When we examine, test, diagnose, treat, or refer you, we will be collecting what the law calls “Protected Health Information” (PHI) about you. We need to use this information to decide what treatment is best for you and to provide any treatment to you. We may also share this information with others who provide treatment to you or need it to arrange payment for your treatment or for other business or government functions. By signing this form, you are agreeing to let us use your information and send it to others. The Notice of Privacy Practices explains in more detail your rights and how we can use and share your information. Please read this before you sign this consent form.
We are required by law to tell you that: If you do not sign this consent form agreeing to what is in our Notice of Privacy Practices, we cannot treat you. In the future, we may have to change how we use and share your information and so may change our Notice of Privacy Practices. If we have to change it, you can get a copy from us.

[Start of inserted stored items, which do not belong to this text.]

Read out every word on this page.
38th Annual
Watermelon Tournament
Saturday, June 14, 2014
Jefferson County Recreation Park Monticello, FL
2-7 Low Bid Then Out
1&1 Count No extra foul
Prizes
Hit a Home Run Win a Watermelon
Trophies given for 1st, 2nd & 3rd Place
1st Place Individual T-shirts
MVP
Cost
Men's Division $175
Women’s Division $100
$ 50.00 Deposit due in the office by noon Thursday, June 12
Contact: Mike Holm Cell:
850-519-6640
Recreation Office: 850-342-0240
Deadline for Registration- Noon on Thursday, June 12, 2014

If you are concerned about some of your information, you have the right to ask us not to use or share some of your information for treatment, payment, or administrative purposes. You will have to tell us what you want in writing. Please understand, we are not required to agree to or honor, in any way, these limitations. However, if we do agree, we promise to comply with your wish.
After you have signed this consent, you have the right to revoke it (by writing a letter telling us you no longer consent) and we will comply with your wishes about using or sharing your information from that time on, but we may already have used or shared some of your information and cannot change that.